Of all the proposals, online voter registration may be the biggest change.
Corley said supervisors of election want it to happen “sooner rather than later,” but added that the focus in 2016 should be on running a smooth presidential election.
Gov. Rick Scott and his administration have not taken a position on the issue.
Scott has cited the potential for voter fraud by noncitizens signing up to vote. But he recently dropped an appeal of a federal court ruling that said his administration’s 2012 purge of potential noncitizens from the rolls violated federal law.
To minimize the potential for fraud, an online registration system would rely on accurate data compiled by the state Department of Highway Safety and Motor Vehicles to verify each applicant’s identity.
Through January, Florida had nearly 12 million registered voters, but more than one in five adults in the United States are not registered. Studies show they tend to be younger people who are more Internet-savvy.
Elections supervisors say more people would vote if they could register online and that it is not a partisan issue, as a legislative position paper said.

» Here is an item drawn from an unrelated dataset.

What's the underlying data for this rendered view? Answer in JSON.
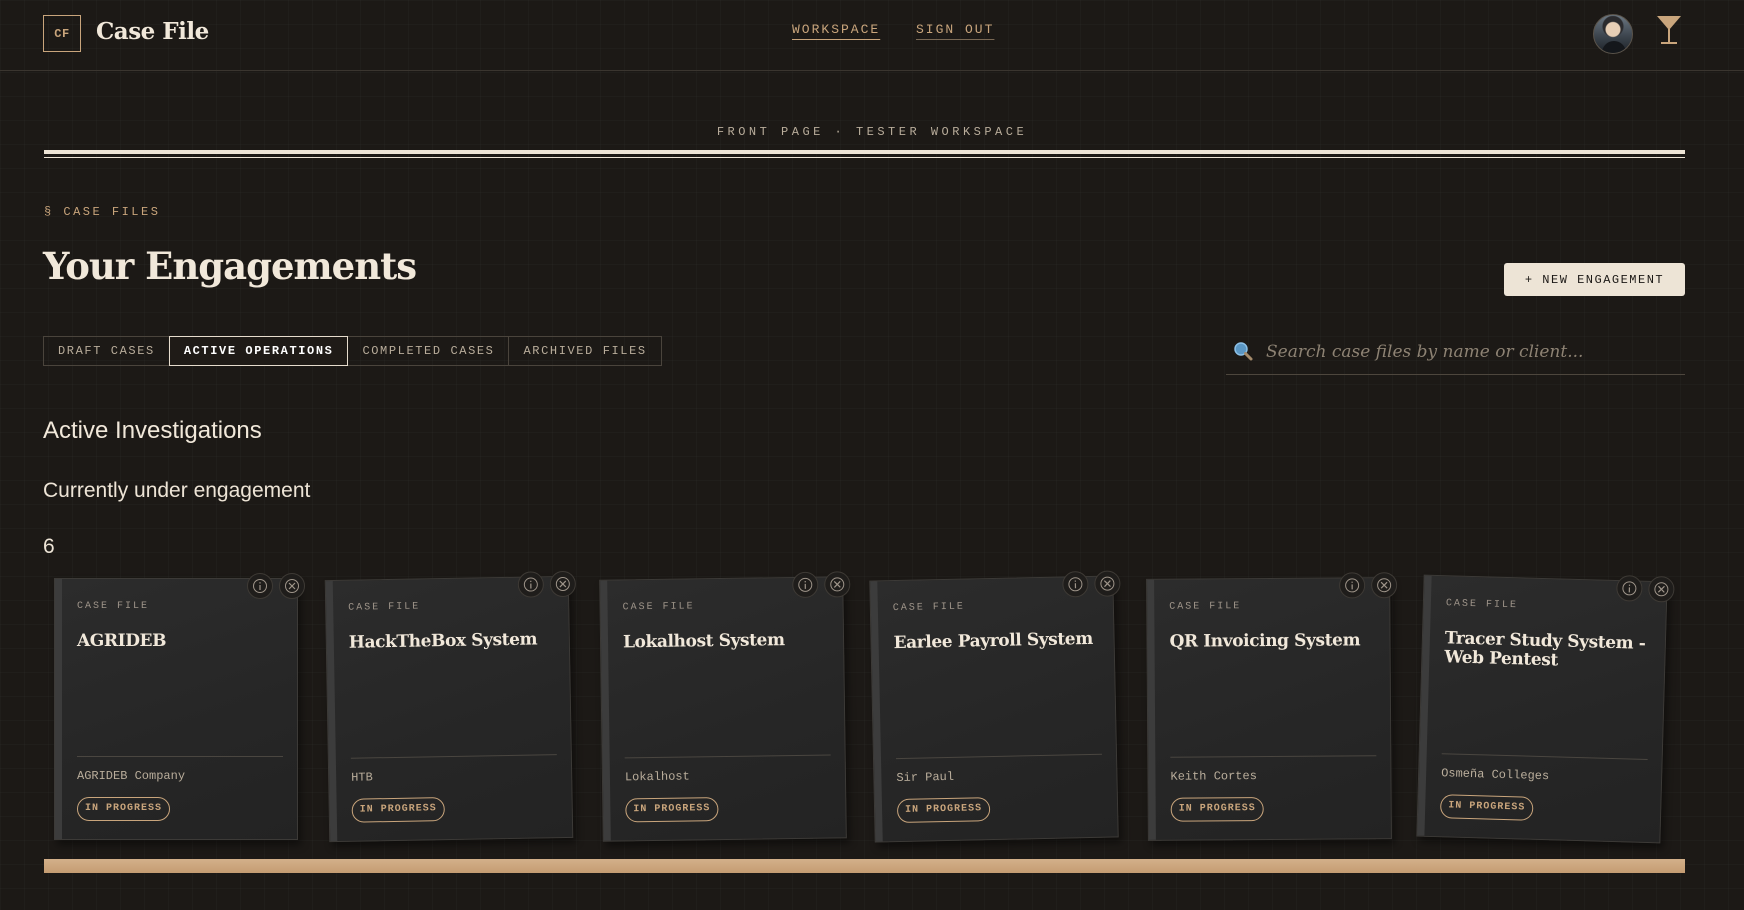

A bill (SB 228) sponsored for the second year in a row by Sen. Jeff Clemens, D-Lake Worth, would create online registration by Jan. 1, 2016, in time for the next race for the White House in which Florida is expected to once again be the most decisive battleground state.
“I’ve been encouraged by the fact that many issues we as Democrats have brought up over the past decade are finally receiving attention by my colleagues across the aisle,” Clemens said.
Unaffiliated voters now account for one of every four voters in the state, but they are not allowed to vote in primary elections except in nonpartisan races such as for judgeships or school boards. Voters not affiliated with either party outnumber Republicans in the state’s two largest counties, Miami-Dade and Broward.
The proposals to create so-called open primaries by allowing voters of no party affiliation to vote in one-party elections are HB 1079 and SB 1492 and are sponsored by Rep. Joe Geller, D-Aventura, and Sen. Geraldine Thompson, D-Orlando.
Both bills face a steep uphill climb in a Republican-dominated Legislature, but the chairman of the Senate Ethics & Elections Committee, Sen. Garrett Richter, R-Naples, said he would schedule any elections bill that was a “good idea.”
Florida has a long track record of controversy in its handling of elections. A series of lawsuits followed a decision by the Legislature in 2011 to limit dates and times of early voting, but in response to intense criticism, lawmakers expanded maximum early voting days and locations the next year.
The state has one of the nation’s most restrictive voter registration systems, prohibiting people from registering fewer than 29 days before an election.